We note South Carolina requires a movant seeking relief under Rule 60(b)(3) to establish extrinsic fraud. See Raby Constr., L.L.P. v. Orr, 358 S.C. 10, 20, 594 S.E.2d 478, 483 (2004) ("South Carolina maintains the distinction between extrinsic and intrinsic fraud, even when the allegations are raised through a Rule 60(b)(3) motion filed within one year of the entry of judgment."); see also Chewning v. Ford Motor Co., 354 S.C. 72, 80, 579 S.E.2d 605, 610 (2003) (requiring extrinsic fraud as a basis for vacating a judgment (citing Bryan v. Bryan, 220 S.C. 164, 167-68, 66 S.E.2d 609, 610 (1951))). Although at oral argument Magruder's counsel opined the fraud alleged in this case was intrinsic, we need not reach this distinction because (1) fraud is Magruder's sole theory for seeking relief and (2) we see no fraud of either sort. Nonetheless, we are cognizant that Rule 60(b) provides for relief on grounds other than fraud. See Mr. T v. Ms. T, 378 S.C. 127, 134-35, 662 S.E.2d 413, 417 (Ct. App. 2008) (observing Rule 60(b) not only lists grounds for relief other than fraud but also does not prevent courts from granting equitable relief from judgment when exceptional circumstances exist).

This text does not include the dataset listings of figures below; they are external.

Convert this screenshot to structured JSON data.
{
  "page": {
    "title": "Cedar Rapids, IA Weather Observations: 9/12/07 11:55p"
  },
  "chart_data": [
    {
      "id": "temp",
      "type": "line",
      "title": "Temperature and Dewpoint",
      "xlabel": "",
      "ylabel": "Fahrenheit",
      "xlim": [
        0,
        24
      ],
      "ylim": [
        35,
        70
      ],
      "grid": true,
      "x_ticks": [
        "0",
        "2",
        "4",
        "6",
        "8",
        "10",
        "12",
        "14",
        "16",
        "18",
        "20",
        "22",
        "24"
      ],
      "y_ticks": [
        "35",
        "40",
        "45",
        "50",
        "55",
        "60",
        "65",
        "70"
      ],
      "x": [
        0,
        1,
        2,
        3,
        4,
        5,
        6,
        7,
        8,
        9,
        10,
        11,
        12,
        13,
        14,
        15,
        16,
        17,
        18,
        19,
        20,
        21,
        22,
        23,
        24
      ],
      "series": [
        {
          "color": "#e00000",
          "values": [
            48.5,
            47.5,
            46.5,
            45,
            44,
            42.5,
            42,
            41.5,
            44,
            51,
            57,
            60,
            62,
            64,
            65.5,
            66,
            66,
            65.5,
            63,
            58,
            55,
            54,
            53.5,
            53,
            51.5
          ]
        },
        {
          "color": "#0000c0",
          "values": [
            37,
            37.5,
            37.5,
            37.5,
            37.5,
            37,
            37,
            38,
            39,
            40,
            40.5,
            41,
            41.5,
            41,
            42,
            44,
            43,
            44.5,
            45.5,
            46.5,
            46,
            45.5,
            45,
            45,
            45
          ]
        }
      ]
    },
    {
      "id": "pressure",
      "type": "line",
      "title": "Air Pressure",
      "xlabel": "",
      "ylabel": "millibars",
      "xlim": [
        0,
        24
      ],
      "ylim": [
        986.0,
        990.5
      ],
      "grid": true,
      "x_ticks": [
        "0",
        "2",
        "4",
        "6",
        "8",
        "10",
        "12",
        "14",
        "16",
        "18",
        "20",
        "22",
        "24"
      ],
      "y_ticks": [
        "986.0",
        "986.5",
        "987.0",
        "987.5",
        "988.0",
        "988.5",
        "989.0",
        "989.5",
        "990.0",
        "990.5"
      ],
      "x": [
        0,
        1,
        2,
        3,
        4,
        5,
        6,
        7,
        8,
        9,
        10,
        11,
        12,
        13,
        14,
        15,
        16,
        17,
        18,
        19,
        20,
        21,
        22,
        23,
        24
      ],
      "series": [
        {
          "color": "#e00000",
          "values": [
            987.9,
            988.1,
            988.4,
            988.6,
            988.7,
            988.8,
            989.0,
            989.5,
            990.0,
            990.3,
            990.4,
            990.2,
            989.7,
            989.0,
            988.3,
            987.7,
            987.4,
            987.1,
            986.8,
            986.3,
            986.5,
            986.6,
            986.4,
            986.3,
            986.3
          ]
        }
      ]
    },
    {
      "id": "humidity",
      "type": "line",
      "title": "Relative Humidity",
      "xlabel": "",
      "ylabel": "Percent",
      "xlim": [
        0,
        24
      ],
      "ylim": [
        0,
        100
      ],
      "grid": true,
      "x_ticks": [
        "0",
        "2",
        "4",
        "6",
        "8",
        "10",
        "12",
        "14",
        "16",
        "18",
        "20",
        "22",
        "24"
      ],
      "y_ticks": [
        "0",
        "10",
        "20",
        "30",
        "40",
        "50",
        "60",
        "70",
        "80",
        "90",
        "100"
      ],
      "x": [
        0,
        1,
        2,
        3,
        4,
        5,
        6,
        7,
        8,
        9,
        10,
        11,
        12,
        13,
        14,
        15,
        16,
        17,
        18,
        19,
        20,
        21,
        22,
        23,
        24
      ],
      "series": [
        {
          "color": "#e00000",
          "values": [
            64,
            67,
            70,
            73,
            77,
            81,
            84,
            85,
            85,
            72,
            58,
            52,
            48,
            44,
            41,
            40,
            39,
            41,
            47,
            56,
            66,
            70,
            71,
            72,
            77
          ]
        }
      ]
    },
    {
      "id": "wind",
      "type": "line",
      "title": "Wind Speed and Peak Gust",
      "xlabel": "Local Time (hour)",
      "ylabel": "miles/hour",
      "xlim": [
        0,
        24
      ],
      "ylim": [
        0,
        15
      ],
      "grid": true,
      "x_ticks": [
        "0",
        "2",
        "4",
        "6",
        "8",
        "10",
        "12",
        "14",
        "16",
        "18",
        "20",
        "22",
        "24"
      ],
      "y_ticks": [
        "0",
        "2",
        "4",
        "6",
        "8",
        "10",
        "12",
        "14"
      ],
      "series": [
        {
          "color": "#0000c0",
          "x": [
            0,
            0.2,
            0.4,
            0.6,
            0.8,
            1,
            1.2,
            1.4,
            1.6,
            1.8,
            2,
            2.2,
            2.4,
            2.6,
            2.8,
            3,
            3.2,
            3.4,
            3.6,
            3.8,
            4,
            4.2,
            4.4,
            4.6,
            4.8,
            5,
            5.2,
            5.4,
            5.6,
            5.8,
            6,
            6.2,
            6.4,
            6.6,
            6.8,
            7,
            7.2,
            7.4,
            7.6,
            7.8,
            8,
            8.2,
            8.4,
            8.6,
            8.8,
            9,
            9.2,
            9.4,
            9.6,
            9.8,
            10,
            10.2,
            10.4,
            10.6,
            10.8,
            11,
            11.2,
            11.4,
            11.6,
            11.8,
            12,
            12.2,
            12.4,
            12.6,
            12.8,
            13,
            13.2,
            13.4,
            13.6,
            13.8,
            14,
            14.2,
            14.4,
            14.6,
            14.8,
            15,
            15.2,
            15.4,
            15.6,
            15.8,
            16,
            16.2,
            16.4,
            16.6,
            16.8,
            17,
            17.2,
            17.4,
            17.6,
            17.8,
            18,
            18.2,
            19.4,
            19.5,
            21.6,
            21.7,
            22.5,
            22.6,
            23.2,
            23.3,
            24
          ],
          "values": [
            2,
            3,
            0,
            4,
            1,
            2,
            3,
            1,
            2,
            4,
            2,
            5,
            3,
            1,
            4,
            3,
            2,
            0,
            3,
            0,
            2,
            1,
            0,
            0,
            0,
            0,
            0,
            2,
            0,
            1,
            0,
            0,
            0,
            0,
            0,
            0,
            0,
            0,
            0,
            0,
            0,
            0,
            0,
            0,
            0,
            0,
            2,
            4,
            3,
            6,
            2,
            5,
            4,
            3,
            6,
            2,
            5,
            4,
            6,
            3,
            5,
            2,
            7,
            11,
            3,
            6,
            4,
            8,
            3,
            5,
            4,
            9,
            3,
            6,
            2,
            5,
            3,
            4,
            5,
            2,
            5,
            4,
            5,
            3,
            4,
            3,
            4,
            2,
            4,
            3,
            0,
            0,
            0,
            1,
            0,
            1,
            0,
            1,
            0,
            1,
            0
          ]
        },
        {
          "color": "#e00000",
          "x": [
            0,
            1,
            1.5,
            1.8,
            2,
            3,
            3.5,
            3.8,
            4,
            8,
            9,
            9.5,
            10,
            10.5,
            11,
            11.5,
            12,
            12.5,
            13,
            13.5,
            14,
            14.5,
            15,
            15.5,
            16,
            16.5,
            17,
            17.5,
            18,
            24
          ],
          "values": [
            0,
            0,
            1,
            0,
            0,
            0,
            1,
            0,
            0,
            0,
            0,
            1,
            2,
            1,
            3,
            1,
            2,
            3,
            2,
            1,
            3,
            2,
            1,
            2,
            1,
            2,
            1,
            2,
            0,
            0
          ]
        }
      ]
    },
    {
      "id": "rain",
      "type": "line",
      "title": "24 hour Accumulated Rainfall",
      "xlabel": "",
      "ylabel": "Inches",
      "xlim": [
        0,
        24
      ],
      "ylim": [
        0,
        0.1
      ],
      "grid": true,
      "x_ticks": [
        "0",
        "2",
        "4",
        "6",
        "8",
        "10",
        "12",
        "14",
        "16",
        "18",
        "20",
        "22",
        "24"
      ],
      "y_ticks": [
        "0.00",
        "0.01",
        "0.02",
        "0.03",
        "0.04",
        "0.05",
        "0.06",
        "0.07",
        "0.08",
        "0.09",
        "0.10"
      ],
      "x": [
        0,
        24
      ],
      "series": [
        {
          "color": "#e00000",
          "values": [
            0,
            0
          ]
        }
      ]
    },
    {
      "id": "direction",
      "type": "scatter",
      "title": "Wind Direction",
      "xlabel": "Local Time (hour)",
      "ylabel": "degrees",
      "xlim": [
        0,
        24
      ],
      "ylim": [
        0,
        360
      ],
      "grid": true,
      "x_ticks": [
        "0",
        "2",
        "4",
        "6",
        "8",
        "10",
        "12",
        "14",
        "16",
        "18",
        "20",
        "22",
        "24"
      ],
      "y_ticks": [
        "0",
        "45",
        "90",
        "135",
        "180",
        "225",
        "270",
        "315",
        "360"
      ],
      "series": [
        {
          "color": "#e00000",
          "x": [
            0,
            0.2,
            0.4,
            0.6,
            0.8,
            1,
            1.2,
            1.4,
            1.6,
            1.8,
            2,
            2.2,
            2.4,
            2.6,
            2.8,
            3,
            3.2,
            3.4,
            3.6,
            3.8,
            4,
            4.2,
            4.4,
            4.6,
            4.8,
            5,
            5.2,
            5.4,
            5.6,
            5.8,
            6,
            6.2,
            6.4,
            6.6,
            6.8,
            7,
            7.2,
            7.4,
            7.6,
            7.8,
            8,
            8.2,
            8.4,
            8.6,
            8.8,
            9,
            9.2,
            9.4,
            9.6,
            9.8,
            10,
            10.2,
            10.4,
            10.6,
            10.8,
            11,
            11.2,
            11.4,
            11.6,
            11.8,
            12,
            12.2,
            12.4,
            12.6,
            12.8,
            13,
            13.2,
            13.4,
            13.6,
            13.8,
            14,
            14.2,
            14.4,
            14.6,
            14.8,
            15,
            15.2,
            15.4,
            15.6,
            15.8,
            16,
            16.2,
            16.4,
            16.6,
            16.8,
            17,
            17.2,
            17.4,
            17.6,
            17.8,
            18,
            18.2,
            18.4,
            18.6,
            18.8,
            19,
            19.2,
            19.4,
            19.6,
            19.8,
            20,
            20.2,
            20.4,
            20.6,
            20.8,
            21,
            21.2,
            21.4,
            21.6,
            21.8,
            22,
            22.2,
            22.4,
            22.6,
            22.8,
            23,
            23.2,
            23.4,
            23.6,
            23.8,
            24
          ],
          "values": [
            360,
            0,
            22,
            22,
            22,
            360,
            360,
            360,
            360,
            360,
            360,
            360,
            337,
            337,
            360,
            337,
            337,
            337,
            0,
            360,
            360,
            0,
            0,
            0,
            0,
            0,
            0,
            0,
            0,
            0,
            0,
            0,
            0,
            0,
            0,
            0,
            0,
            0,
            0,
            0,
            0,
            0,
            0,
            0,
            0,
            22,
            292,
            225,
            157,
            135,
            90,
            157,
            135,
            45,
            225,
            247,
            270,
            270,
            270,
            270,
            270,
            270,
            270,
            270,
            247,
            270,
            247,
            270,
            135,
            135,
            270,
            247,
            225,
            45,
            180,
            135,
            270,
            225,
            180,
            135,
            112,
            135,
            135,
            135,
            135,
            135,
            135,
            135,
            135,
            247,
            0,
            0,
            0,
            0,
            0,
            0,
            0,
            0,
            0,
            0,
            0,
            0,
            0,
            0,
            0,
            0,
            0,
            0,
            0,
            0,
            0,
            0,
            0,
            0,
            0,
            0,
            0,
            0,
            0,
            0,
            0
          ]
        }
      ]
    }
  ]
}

While we heartily disagree with the State's characterization of Magruder's argument on appeal as "frivolous, " Magruder failed to demonstrate attorney Harrison acted either recklessly or knowingly in making the inaccurate statements in the Affidavit. Accordingly, Magruder failed to establish fraud in the Affidavit, and we must affirm the circuit court's decision.
Our supreme court has made it clear that the question of precisely what diligence is "due" turns not on the letter of our procedural rules concerning service but, rather, on what action is reasonable in view of the facts at hand. A plaintiff is duly diligent in seeking to locate a defendant if he makes "some attempt to find the party, in the county of his alleged residence, which the court or judge shall be satisfied is reasonable under the circumstances." Collins v. Collins, 237 S.C. 230, 236, 116 S.E.2d 839, 842 (1960) (emphasis added).
AFFIRMED.
PIEPER and GEATHERS, JJ., and CURETON, A. J, concur.